Farmers are also on the front lines of climate change. Droughts, floods, and extreme weather are destroying crops and livestock, leading to higher insurance claims. In the U.S., crop insurance payouts have soared from under $3 billion in 2002 to over $19 billion in 2022.

In India, millions of farmers rely on government-subsidized crop insurance. But many remain uninsured or underinsured, leaving them vulnerable to climate shocks. Between 2015 and 2021, India lost 33.9 million hectares of crops to excessive rainfall and another 35 million hectares to drought.

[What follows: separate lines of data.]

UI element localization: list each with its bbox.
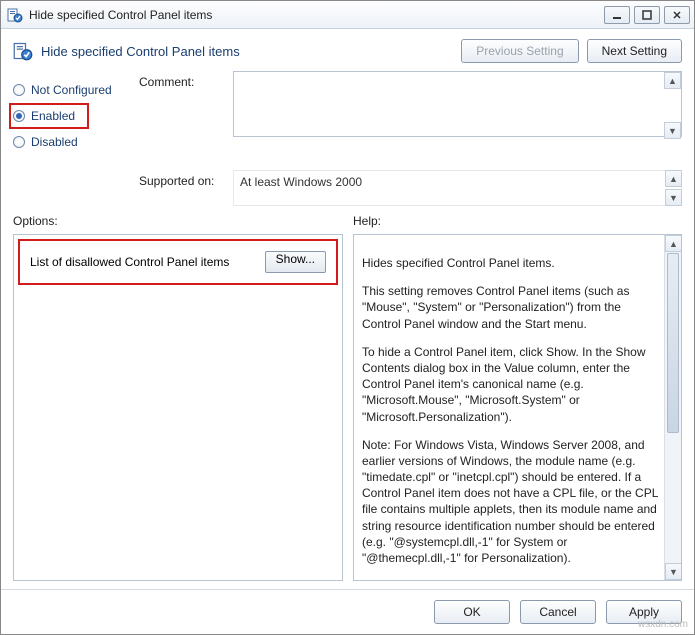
- state-radios: Not Configured Enabled Disabled: [13, 71, 131, 206]
- scroll-down-icon[interactable]: ▼: [665, 563, 682, 580]
- radio-icon: [13, 110, 25, 122]
- help-paragraph: A complete list of canonical and module …: [362, 578, 661, 580]
- options-body: List of disallowed Control Panel items S…: [13, 234, 343, 581]
- help-scrollbar[interactable]: ▲ ▼: [664, 235, 681, 580]
- radio-label: Disabled: [31, 135, 78, 149]
- cancel-button[interactable]: Cancel: [520, 600, 596, 624]
- supported-value: At least Windows 2000: [233, 170, 682, 206]
- help-title: Help:: [353, 214, 682, 228]
- radio-icon: [13, 136, 25, 148]
- window-title: Hide specified Control Panel items: [29, 8, 604, 22]
- comment-row: Comment: ▲ ▼: [139, 71, 682, 140]
- dialog-window: Hide specified Control Panel items Hide …: [0, 0, 695, 635]
- page-title: Hide specified Control Panel items: [41, 44, 461, 59]
- policy-icon: [13, 41, 33, 61]
- ok-button[interactable]: OK: [434, 600, 510, 624]
- radio-enabled[interactable]: Enabled: [9, 103, 89, 129]
- help-paragraph: Hides specified Control Panel items.: [362, 255, 661, 271]
- options-list-row: List of disallowed Control Panel items S…: [18, 239, 338, 285]
- minimize-button[interactable]: [604, 6, 630, 24]
- radio-not-configured[interactable]: Not Configured: [13, 77, 131, 103]
- radio-disabled[interactable]: Disabled: [13, 129, 131, 155]
- split-panes: Options: List of disallowed Control Pane…: [1, 206, 694, 589]
- scroll-down-icon[interactable]: ▼: [664, 122, 681, 139]
- help-text: Hides specified Control Panel items. Thi…: [354, 235, 681, 580]
- window-buttons: [604, 6, 690, 24]
- nav-buttons: Previous Setting Next Setting: [461, 39, 682, 63]
- policy-icon: [7, 7, 23, 23]
- radio-label: Enabled: [31, 109, 75, 123]
- close-button[interactable]: [664, 6, 690, 24]
- scroll-up-icon[interactable]: ▲: [665, 235, 682, 252]
- titlebar: Hide specified Control Panel items: [1, 1, 694, 29]
- comment-label: Comment:: [139, 71, 225, 89]
- scroll-up-icon[interactable]: ▲: [664, 72, 681, 89]
- radio-label: Not Configured: [31, 83, 112, 97]
- scroll-up-icon[interactable]: ▲: [665, 170, 682, 187]
- options-pane: Options: List of disallowed Control Pane…: [13, 214, 343, 581]
- comment-input[interactable]: [233, 71, 682, 137]
- scroll-down-icon[interactable]: ▼: [665, 189, 682, 206]
- options-list-label: List of disallowed Control Panel items: [30, 255, 229, 269]
- help-paragraph: Note: For Windows Vista, Windows Server …: [362, 437, 661, 567]
- help-body-wrap: Hides specified Control Panel items. Thi…: [353, 234, 682, 581]
- supported-scroll: ▲ ▼: [665, 170, 682, 206]
- radio-icon: [13, 84, 25, 96]
- comment-scroll: ▲ ▼: [664, 72, 681, 139]
- maximize-button[interactable]: [634, 6, 660, 24]
- meta-column: Comment: ▲ ▼ Supported on: At least Wind…: [139, 71, 682, 206]
- next-setting-button[interactable]: Next Setting: [587, 39, 682, 63]
- header-row: Hide specified Control Panel items Previ…: [1, 29, 694, 67]
- supported-label: Supported on:: [139, 170, 225, 188]
- previous-setting-button[interactable]: Previous Setting: [461, 39, 578, 63]
- state-row: Not Configured Enabled Disabled Comment:…: [1, 67, 694, 206]
- scroll-thumb[interactable]: [667, 253, 679, 433]
- comment-box: ▲ ▼: [233, 71, 682, 140]
- options-title: Options:: [13, 214, 343, 228]
- help-paragraph: To hide a Control Panel item, click Show…: [362, 344, 661, 425]
- help-paragraph: This setting removes Control Panel items…: [362, 283, 661, 332]
- supported-row: Supported on: At least Windows 2000 ▲ ▼: [139, 170, 682, 206]
- help-pane: Help: Hides specified Control Panel item…: [353, 214, 682, 581]
- watermark: wsxdn.com: [638, 619, 688, 630]
- footer: OK Cancel Apply: [1, 589, 694, 634]
- supported-box: At least Windows 2000 ▲ ▼: [233, 170, 682, 206]
- show-button[interactable]: Show...: [265, 251, 326, 273]
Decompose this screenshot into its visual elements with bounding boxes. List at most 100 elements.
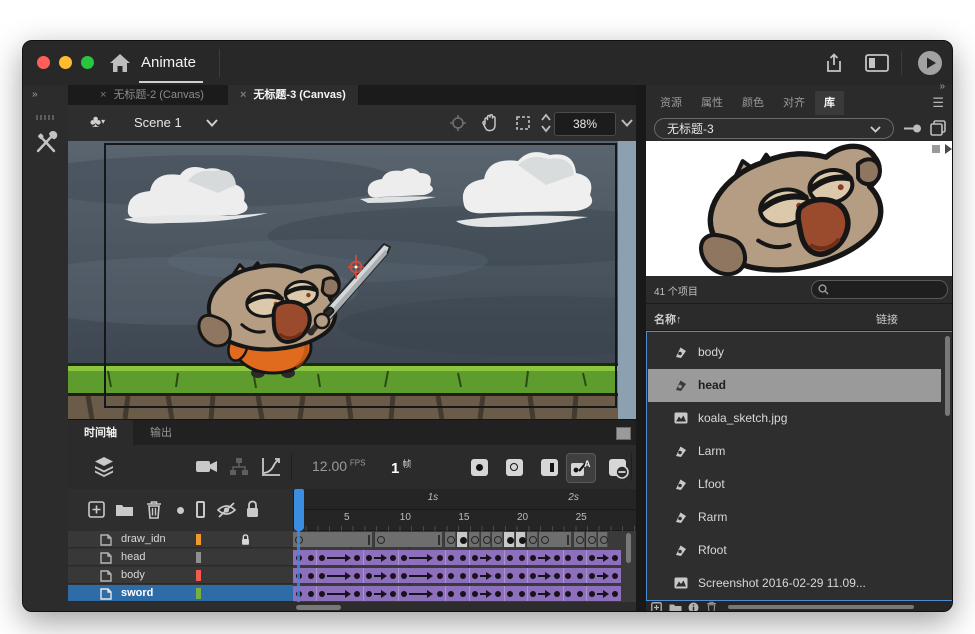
library-item-preview[interactable] (646, 141, 953, 276)
keyframe-dot-icon[interactable] (507, 573, 513, 579)
layer-lock-icon[interactable] (240, 534, 251, 546)
keyframe-dot-icon[interactable] (519, 555, 525, 561)
layer-row-head[interactable]: head (68, 549, 636, 566)
keyframe-dot-icon[interactable] (472, 555, 478, 561)
frame-cell[interactable] (574, 532, 585, 547)
tween-arrow-icon[interactable] (374, 593, 381, 595)
keyframe-dot-icon[interactable] (390, 555, 396, 561)
tab-library[interactable]: 库 (815, 91, 844, 115)
tween-arrow-icon[interactable] (327, 593, 346, 595)
frame-cell[interactable] (527, 532, 538, 547)
span-separator[interactable] (316, 550, 317, 565)
keyframe-dot-icon[interactable] (519, 591, 525, 597)
tween-arrow-icon[interactable] (480, 575, 487, 577)
frames-horizontal-scrollbar[interactable] (296, 605, 341, 610)
span-separator[interactable] (527, 586, 528, 601)
insert-blank-keyframe-button[interactable] (506, 459, 523, 476)
new-library-panel-icon[interactable] (930, 120, 946, 136)
hollow-keyframe-icon[interactable] (447, 536, 455, 544)
item-properties-info-icon[interactable] (688, 602, 699, 612)
library-search-input[interactable] (811, 280, 948, 299)
tab-output[interactable]: 输出 (134, 420, 188, 446)
keyframe-dot-icon[interactable] (554, 555, 560, 561)
keyframe-dot-icon[interactable] (507, 537, 514, 544)
timeline-ruler[interactable]: 1s2s 510152025 (293, 489, 636, 531)
keyframe-dot-icon[interactable] (554, 573, 560, 579)
delete-layer-trash-icon[interactable] (146, 500, 162, 519)
keyframe-dot-icon[interactable] (460, 537, 467, 544)
layer-cell[interactable]: draw_idn (68, 531, 293, 548)
camera-icon[interactable] (196, 459, 218, 474)
delete-item-trash-icon[interactable] (706, 601, 717, 612)
center-stage-crosshair-icon[interactable] (449, 114, 467, 132)
list-item-head[interactable]: head (648, 369, 941, 402)
keyframe-dot-icon[interactable] (460, 591, 466, 597)
keyframe-dot-icon[interactable] (460, 573, 466, 579)
tween-arrow-icon[interactable] (327, 557, 346, 559)
new-symbol-icon[interactable] (651, 602, 662, 612)
pin-library-icon[interactable] (904, 123, 922, 134)
hollow-keyframe-icon[interactable] (576, 536, 584, 544)
frame-cell[interactable] (457, 532, 468, 547)
keyframe-dot-icon[interactable] (589, 573, 595, 579)
frame-cell[interactable] (598, 532, 609, 547)
show-all-layers-dot-icon[interactable] (177, 507, 184, 514)
layer-cell[interactable]: head (68, 549, 293, 566)
library-horizontal-scrollbar[interactable] (728, 605, 914, 609)
scene-name[interactable]: Scene 1 (134, 115, 182, 130)
panel-menu-icon[interactable]: ☰ (932, 95, 944, 111)
zoom-chevron-down-icon[interactable] (621, 119, 633, 127)
span-separator[interactable] (563, 550, 564, 565)
keyframe-dot-icon[interactable] (519, 573, 525, 579)
frame-cell[interactable] (492, 532, 503, 547)
keyframe-dot-icon[interactable] (554, 591, 560, 597)
panel-toggle-icon[interactable] (865, 54, 889, 72)
span-separator[interactable] (445, 586, 446, 601)
span-separator[interactable] (563, 568, 564, 583)
hollow-keyframe-icon[interactable] (483, 536, 491, 544)
preview-scroll-box-icon[interactable] (932, 145, 940, 153)
span-separator[interactable] (445, 550, 446, 565)
hide-layers-eye-slash-icon[interactable] (216, 502, 237, 518)
keyframe-dot-icon[interactable] (472, 573, 478, 579)
span-separator[interactable] (398, 568, 399, 583)
frame-cell[interactable] (586, 532, 597, 547)
layer-row-sword[interactable]: sword (68, 585, 636, 602)
tween-arrow-icon[interactable] (597, 593, 604, 595)
keyframe-dot-icon[interactable] (519, 537, 526, 544)
keyframe-dot-icon[interactable] (507, 555, 513, 561)
frames-vertical-scrollbar[interactable] (626, 533, 631, 563)
span-separator[interactable] (504, 568, 505, 583)
minimize-traffic-light[interactable] (59, 56, 72, 69)
tween-arrow-icon[interactable] (409, 593, 428, 595)
parenting-hierarchy-icon[interactable] (229, 457, 249, 477)
span-separator[interactable] (586, 586, 587, 601)
clip-content-icon[interactable] (514, 114, 532, 132)
hollow-keyframe-icon[interactable] (471, 536, 479, 544)
test-movie-play-icon[interactable] (917, 50, 943, 76)
timeline-panel-menu-icon[interactable] (616, 427, 631, 440)
insert-keyframe-button[interactable] (471, 459, 488, 476)
library-vertical-scrollbar[interactable] (945, 336, 950, 416)
span-separator[interactable] (504, 550, 505, 565)
span-separator[interactable] (469, 568, 470, 583)
new-folder-icon[interactable] (115, 502, 134, 517)
playhead-marker[interactable] (294, 489, 304, 531)
list-item-larm[interactable]: Larm (648, 435, 941, 468)
keyframe-dot-icon[interactable] (472, 591, 478, 597)
list-item-screenshot[interactable]: Screenshot 2016-02-29 11.09... (648, 567, 941, 600)
keyframe-dot-icon[interactable] (589, 555, 595, 561)
frame-cell[interactable] (469, 532, 480, 547)
keyframe-dot-icon[interactable] (308, 591, 314, 597)
close-traffic-light[interactable] (37, 56, 50, 69)
tween-arrow-icon[interactable] (480, 557, 487, 559)
edit-symbols-club-icon[interactable]: ♣▾ (90, 112, 105, 132)
share-icon[interactable] (823, 52, 845, 74)
span-end-marker[interactable] (567, 535, 569, 545)
zoom-stepper[interactable] (541, 112, 551, 134)
frame-cell[interactable] (481, 532, 492, 547)
close-tab-icon[interactable]: × (100, 89, 106, 101)
hollow-keyframe-icon[interactable] (494, 536, 502, 544)
keyframe-dot-icon[interactable] (390, 573, 396, 579)
home-icon[interactable] (109, 52, 131, 74)
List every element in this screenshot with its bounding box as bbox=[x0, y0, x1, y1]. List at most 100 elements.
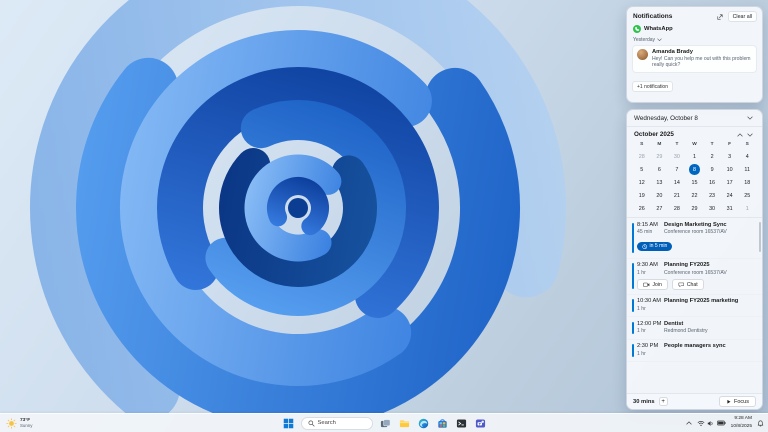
tray-time: 9:28 AM bbox=[734, 415, 752, 421]
calendar-day[interactable]: 26 bbox=[633, 202, 651, 215]
taskbar: 73°F Sunny Search 9:28 AM 10/8/2025 bbox=[0, 413, 768, 432]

These losses threaten global food security. As climate change makes farming more unpredictable, insurers and governments must adapt to protect both farmers and consumers.

Ignoring climate change costs everyone. A lot

The insurance industry is at a crossroads. To remain viable, it must invest in better climate-risk modeling, advocate for stronger building codes, and adapt to the new climate reality. At the same time, it must ignore ideological, counterfactual narratives. Ideology doesn’t pay insurance premiums, unfortunately.

It remains to be seen just how insurers will adapt to this. Some are pushing for public-private partnerships to build resilient infrastructure and provide backstop coverage for uninsurable risks. Some are divesting from fossil fuels and offering premium discounts for climate-proofing homes.

But without significant reductions in greenhouse gas emissions, these measures may not be enough. As one report noted, “tackling the protection gap for those most vulnerable to climate change” is now an urgent priority for insurers worldwide.